Back before the Internet (yes, I’m that old), we learned our own methods of critical reading, maybe from laughing at the photographs of aliens on the front ages of the “newspapers” in the checkout line of the grocery store. The Facebook of the time was the local bar or cafe, and all news was hardcopy.
Now, we all Share and Like and may over-share in order to network online, and we can click and send something without thinking. Or thinking enough at all.
How do we tell what’s fake? If it’s too good or too weird to be true, it probably is. That’s always been true. But mostly practice good judgment, which is always a good thing on the Internet, because with fake news and scams and phishing and malware, it’s still the wild west.
There is a great Web site – Snopes.com – that comes to the rescue in this brave new world of fake news. Snopes covers the complicated stories behind hundreds of “urban legends” and rumors from politics, movies, religion, and more. And they reveal the facts with extensive research and a seriously good reputation developed over 20 years.
When I wrote this column, the top story was titled “Justin Trudeau Is Fidel Castro’s Love Child”, but other stories were serious, concerning congressional districting gerrymandering, Standing Rock and the 25th Amendment.
Snopes has sections called the 25 Hottest Urban Legends, a “Send a Rumor” link, a Glossary, a 20 year archive and a forum for breaking stories and discussions.
David and Barbara Mikkelson – the people behind Snopes.com – have an extensive “About Us” section that describes their work and their backgrounds. They’ve both been vetted by the major news organizations as well as journalists and folklorists, too.
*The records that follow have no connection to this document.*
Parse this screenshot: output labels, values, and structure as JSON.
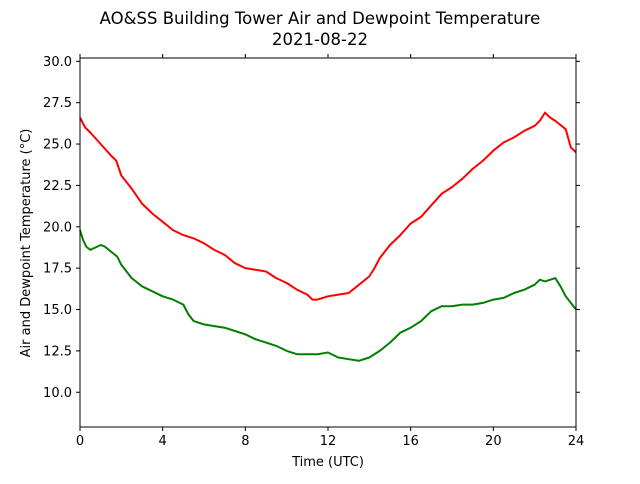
{
  "chart_data": {
    "type": "line",
    "title": "AO&SS Building Tower Air and Dewpoint Temperature",
    "subtitle": "2021-08-22",
    "xlabel": "Time (UTC)",
    "ylabel": "Air and Dewpoint Temperature (°C)",
    "xlim": [
      0,
      24
    ],
    "ylim": [
      7.9,
      30.2
    ],
    "xticks": [
      0,
      4,
      8,
      12,
      16,
      20,
      24
    ],
    "xtick_labels": [
      "0",
      "4",
      "8",
      "12",
      "16",
      "20",
      "24"
    ],
    "yticks": [
      10.0,
      12.5,
      15.0,
      17.5,
      20.0,
      22.5,
      25.0,
      27.5,
      30.0
    ],
    "ytick_labels": [
      "10.0",
      "12.5",
      "15.0",
      "17.5",
      "20.0",
      "22.5",
      "25.0",
      "27.5",
      "30.0"
    ],
    "grid": false,
    "series": [
      {
        "color": "#ff0000",
        "x": [
          0,
          0.25,
          0.5,
          1,
          1.5,
          1.75,
          2,
          2.5,
          3,
          3.5,
          4,
          4.5,
          5,
          5.5,
          6,
          6.5,
          7,
          7.5,
          8,
          8.5,
          9,
          9.5,
          10,
          10.5,
          11,
          11.25,
          11.5,
          12,
          12.5,
          13,
          13.5,
          14,
          14.25,
          14.5,
          15,
          15.5,
          16,
          16.5,
          17,
          17.5,
          18,
          18.5,
          19,
          19.5,
          20,
          20.5,
          21,
          21.5,
          22,
          22.25,
          22.5,
          22.75,
          23,
          23.5,
          23.75,
          24
        ],
        "y": [
          26.6,
          26.0,
          25.7,
          25.0,
          24.3,
          24.0,
          23.1,
          22.3,
          21.4,
          20.8,
          20.3,
          19.8,
          19.5,
          19.3,
          19.0,
          18.6,
          18.3,
          17.8,
          17.5,
          17.4,
          17.3,
          16.9,
          16.6,
          16.2,
          15.9,
          15.6,
          15.6,
          15.8,
          15.9,
          16.0,
          16.5,
          17.0,
          17.5,
          18.1,
          18.9,
          19.5,
          20.2,
          20.6,
          21.3,
          22.0,
          22.4,
          22.9,
          23.5,
          24.0,
          24.6,
          25.1,
          25.4,
          25.8,
          26.1,
          26.4,
          26.9,
          26.6,
          26.4,
          25.9,
          24.8,
          24.5
        ]
      },
      {
        "color": "#008000",
        "x": [
          0,
          0.15,
          0.3,
          0.5,
          1,
          1.2,
          1.5,
          1.8,
          2,
          2.5,
          3,
          3.5,
          4,
          4.5,
          5,
          5.25,
          5.5,
          6,
          6.5,
          7,
          7.5,
          8,
          8.5,
          9,
          9.5,
          10,
          10.5,
          11,
          11.5,
          12,
          12.5,
          13,
          13.5,
          14,
          14.5,
          15,
          15.5,
          16,
          16.5,
          17,
          17.5,
          18,
          18.5,
          19,
          19.5,
          20,
          20.5,
          21,
          21.5,
          22,
          22.25,
          22.5,
          23,
          23.25,
          23.5,
          24
        ],
        "y": [
          19.8,
          19.2,
          18.8,
          18.6,
          18.9,
          18.8,
          18.5,
          18.2,
          17.7,
          16.9,
          16.4,
          16.1,
          15.8,
          15.6,
          15.3,
          14.7,
          14.3,
          14.1,
          14.0,
          13.9,
          13.7,
          13.5,
          13.2,
          13.0,
          12.8,
          12.5,
          12.3,
          12.3,
          12.3,
          12.4,
          12.1,
          12.0,
          11.9,
          12.1,
          12.5,
          13.0,
          13.6,
          13.9,
          14.3,
          14.9,
          15.2,
          15.2,
          15.3,
          15.3,
          15.4,
          15.6,
          15.7,
          16.0,
          16.2,
          16.5,
          16.8,
          16.7,
          16.9,
          16.4,
          15.8,
          15.0
        ]
      }
    ]
  }
}
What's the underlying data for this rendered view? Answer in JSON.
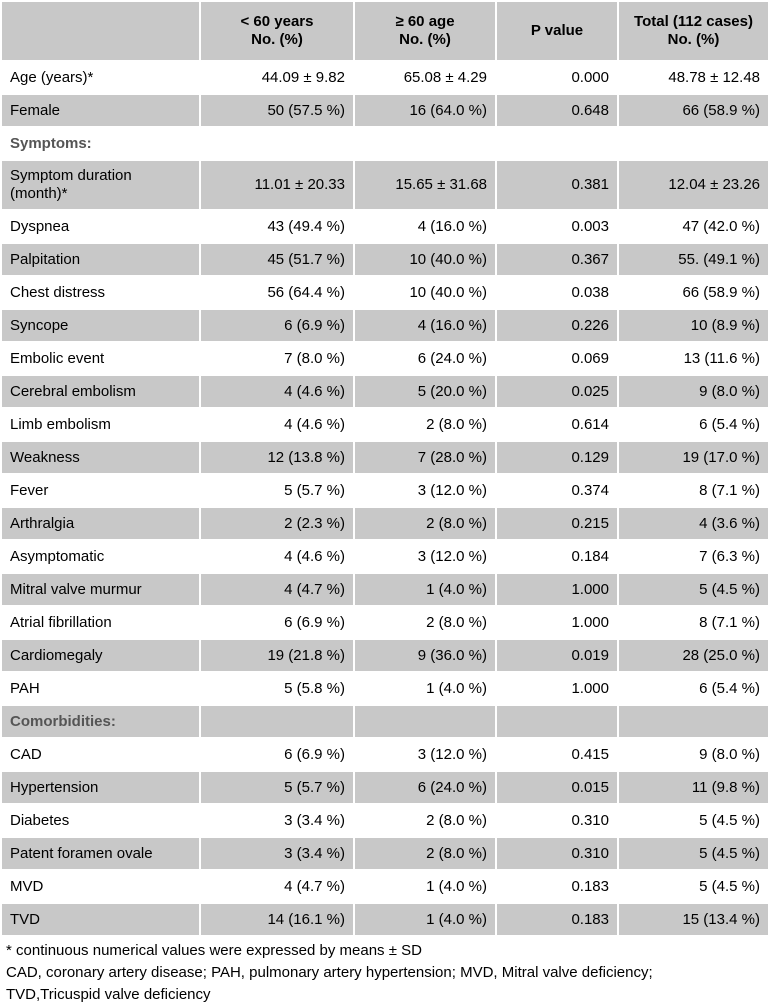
{
  "table": {
    "headers": [
      {
        "line1": "",
        "line2": ""
      },
      {
        "line1": "< 60 years",
        "line2": "No. (%)"
      },
      {
        "line1": "≥ 60 age",
        "line2": "No. (%)"
      },
      {
        "line1": "P value",
        "line2": ""
      },
      {
        "line1": "Total (112 cases)",
        "line2": "No. (%)"
      }
    ],
    "rows": [
      {
        "label": "Age (years)*",
        "cells": [
          "44.09 ± 9.82",
          "65.08 ± 4.29",
          "0.000",
          "48.78 ± 12.48"
        ],
        "shaded": false
      },
      {
        "label": "Female",
        "cells": [
          "50 (57.5 %)",
          "16 (64.0 %)",
          "0.648",
          "66 (58.9 %)"
        ],
        "shaded": true
      },
      {
        "label": "Symptoms:",
        "cells": [
          "",
          "",
          "",
          ""
        ],
        "shaded": false,
        "section": true
      },
      {
        "label": "Symptom duration (month)*",
        "cells": [
          "11.01 ± 20.33",
          "15.65 ± 31.68",
          "0.381",
          "12.04 ± 23.26"
        ],
        "shaded": true,
        "tall": true
      },
      {
        "label": "Dyspnea",
        "cells": [
          "43 (49.4 %)",
          "4 (16.0 %)",
          "0.003",
          "47 (42.0 %)"
        ],
        "shaded": false
      },
      {
        "label": "Palpitation",
        "cells": [
          "45 (51.7 %)",
          "10 (40.0 %)",
          "0.367",
          "55. (49.1 %)"
        ],
        "shaded": true
      },
      {
        "label": "Chest distress",
        "cells": [
          "56 (64.4 %)",
          "10 (40.0 %)",
          "0.038",
          "66 (58.9 %)"
        ],
        "shaded": false
      },
      {
        "label": "Syncope",
        "cells": [
          "6 (6.9 %)",
          "4 (16.0 %)",
          "0.226",
          "10 (8.9 %)"
        ],
        "shaded": true
      },
      {
        "label": "Embolic event",
        "cells": [
          "7 (8.0 %)",
          "6 (24.0 %)",
          "0.069",
          "13 (11.6 %)"
        ],
        "shaded": false
      },
      {
        "label": "Cerebral embolism",
        "cells": [
          "4 (4.6 %)",
          "5 (20.0 %)",
          "0.025",
          "9 (8.0 %)"
        ],
        "shaded": true
      },
      {
        "label": "Limb embolism",
        "cells": [
          "4 (4.6 %)",
          "2 (8.0 %)",
          "0.614",
          "6 (5.4 %)"
        ],
        "shaded": false
      },
      {
        "label": "Weakness",
        "cells": [
          "12 (13.8 %)",
          "7 (28.0 %)",
          "0.129",
          "19 (17.0 %)"
        ],
        "shaded": true
      },
      {
        "label": "Fever",
        "cells": [
          "5 (5.7 %)",
          "3 (12.0 %)",
          "0.374",
          "8 (7.1 %)"
        ],
        "shaded": false
      },
      {
        "label": "Arthralgia",
        "cells": [
          "2 (2.3 %)",
          "2 (8.0 %)",
          "0.215",
          "4 (3.6 %)"
        ],
        "shaded": true
      },
      {
        "label": "Asymptomatic",
        "cells": [
          "4 (4.6 %)",
          "3 (12.0 %)",
          "0.184",
          "7 (6.3 %)"
        ],
        "shaded": false
      },
      {
        "label": "Mitral valve murmur",
        "cells": [
          "4 (4.7 %)",
          "1 (4.0 %)",
          "1.000",
          "5 (4.5 %)"
        ],
        "shaded": true
      },
      {
        "label": "Atrial fibrillation",
        "cells": [
          "6 (6.9 %)",
          "2 (8.0 %)",
          "1.000",
          "8 (7.1 %)"
        ],
        "shaded": false
      },
      {
        "label": "Cardiomegaly",
        "cells": [
          "19 (21.8 %)",
          "9 (36.0 %)",
          "0.019",
          "28 (25.0 %)"
        ],
        "shaded": true
      },
      {
        "label": "PAH",
        "cells": [
          "5 (5.8 %)",
          "1 (4.0 %)",
          "1.000",
          "6 (5.4 %)"
        ],
        "shaded": false
      },
      {
        "label": "Comorbidities:",
        "cells": [
          "",
          "",
          "",
          ""
        ],
        "shaded": true,
        "section": true
      },
      {
        "label": "CAD",
        "cells": [
          "6 (6.9 %)",
          "3 (12.0 %)",
          "0.415",
          "9 (8.0 %)"
        ],
        "shaded": false
      },
      {
        "label": "Hypertension",
        "cells": [
          "5 (5.7 %)",
          "6 (24.0 %)",
          "0.015",
          "11 (9.8 %)"
        ],
        "shaded": true
      },
      {
        "label": "Diabetes",
        "cells": [
          "3 (3.4 %)",
          "2 (8.0 %)",
          "0.310",
          "5 (4.5 %)"
        ],
        "shaded": false
      },
      {
        "label": "Patent foramen ovale",
        "cells": [
          "3 (3.4 %)",
          "2 (8.0 %)",
          "0.310",
          "5 (4.5 %)"
        ],
        "shaded": true
      },
      {
        "label": "MVD",
        "cells": [
          "4 (4.7 %)",
          "1 (4.0 %)",
          "0.183",
          "5 (4.5 %)"
        ],
        "shaded": false
      },
      {
        "label": "TVD",
        "cells": [
          "14 (16.1 %)",
          "1 (4.0 %)",
          "0.183",
          "15 (13.4 %)"
        ],
        "shaded": true
      }
    ]
  },
  "notes": [
    "* continuous numerical values were expressed by means ± SD",
    "CAD, coronary artery disease; PAH, pulmonary artery hypertension; MVD, Mitral valve deficiency;",
    "TVD,Tricuspid valve deficiency"
  ]
}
They even have had to debunk myths about themselves (no surprise) about their funding: they have always been “completely independent, self-sufficient entity wholly owned by its operators and funded through advertising revenues.” And they both have no political affiliations other than voting.
Snopes is particularly busy these days dealing with fake news. And yes, Snopes is on Facebook. Snopes has even handled storied about fake news on Facebook, and fake news about Facebook itself, too.
One can spend hours on Snopes reading about the elements of the truth that are mixed in with the tall tales and fake news. And if you search for “montana”, you’ll find 50 or so rumor results ranging from guns, wildfires, beef, bars, and Hannah Montana, and you’ll also find the facts behind those rumors.